I was given a one-day home pass. I came home with Paul and the girls and went to bed. I slept the whole time. My bed is extremely high so Paul had to kind of pick me up and catapult me. I fell face down into the pillows and laughed so hard that I could barely turn myself over. I hated to go back. Car rides made me car sick, I missed my family and I wanted to stay home. But I had to go back for my tube feeding.
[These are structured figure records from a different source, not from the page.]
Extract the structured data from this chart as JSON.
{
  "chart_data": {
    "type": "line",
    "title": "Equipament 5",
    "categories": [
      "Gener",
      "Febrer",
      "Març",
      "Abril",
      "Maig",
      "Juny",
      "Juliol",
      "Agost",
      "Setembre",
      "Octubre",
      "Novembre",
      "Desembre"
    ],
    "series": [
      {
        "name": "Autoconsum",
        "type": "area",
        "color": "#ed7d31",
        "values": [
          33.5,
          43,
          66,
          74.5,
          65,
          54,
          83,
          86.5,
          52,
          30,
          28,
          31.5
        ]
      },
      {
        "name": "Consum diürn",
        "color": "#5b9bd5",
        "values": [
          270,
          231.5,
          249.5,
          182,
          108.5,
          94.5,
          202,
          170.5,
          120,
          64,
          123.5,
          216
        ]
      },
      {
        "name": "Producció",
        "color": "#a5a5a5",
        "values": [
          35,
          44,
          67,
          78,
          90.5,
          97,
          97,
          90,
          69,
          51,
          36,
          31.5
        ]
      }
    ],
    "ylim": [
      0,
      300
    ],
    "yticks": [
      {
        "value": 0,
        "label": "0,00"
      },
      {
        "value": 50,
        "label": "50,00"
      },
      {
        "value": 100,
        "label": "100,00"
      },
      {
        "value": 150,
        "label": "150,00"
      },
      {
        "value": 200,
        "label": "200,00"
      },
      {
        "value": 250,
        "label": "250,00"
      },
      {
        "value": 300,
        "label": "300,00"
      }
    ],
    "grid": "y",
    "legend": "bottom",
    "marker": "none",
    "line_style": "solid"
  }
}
I was released to come home permanently on February 17, 2012. At first, Paul had to walk me from the bed to the bathroom or the kitchen, or anywhere. I did nothing on my own. He had to help me get in and out the tub. He dressed me, tucked me into bed, gave me my meds, gave me my tube feedings, etc. Cheyenne started tube feeding me soon after. It gave her a sense of accomplishment. I had to have someone here with me at all times. My sister came over to help me a lot. Soon, I needed the alone time. So, I told my sister not to come over, the girls were in school and Paul was at work. I could finally begin doing things on my own.

As of today, I am walking, cooking, cleaning, bathing, doing everything on my own. I still can’t hear very well. I can hear deep voices but they are muffled. I read lips. My vision is still double but has gotten much better. Although I am not supposed to, I drive. I still use a wheelchair everywhere I go because my balance is really bad. There are so many details I left out and am sure I will talk about them all later but this post pretty much catches you up-to-date. I would love to answer questions and I am in no way offended by any statements or questions. I’ve come a long way and have a very long story to tell.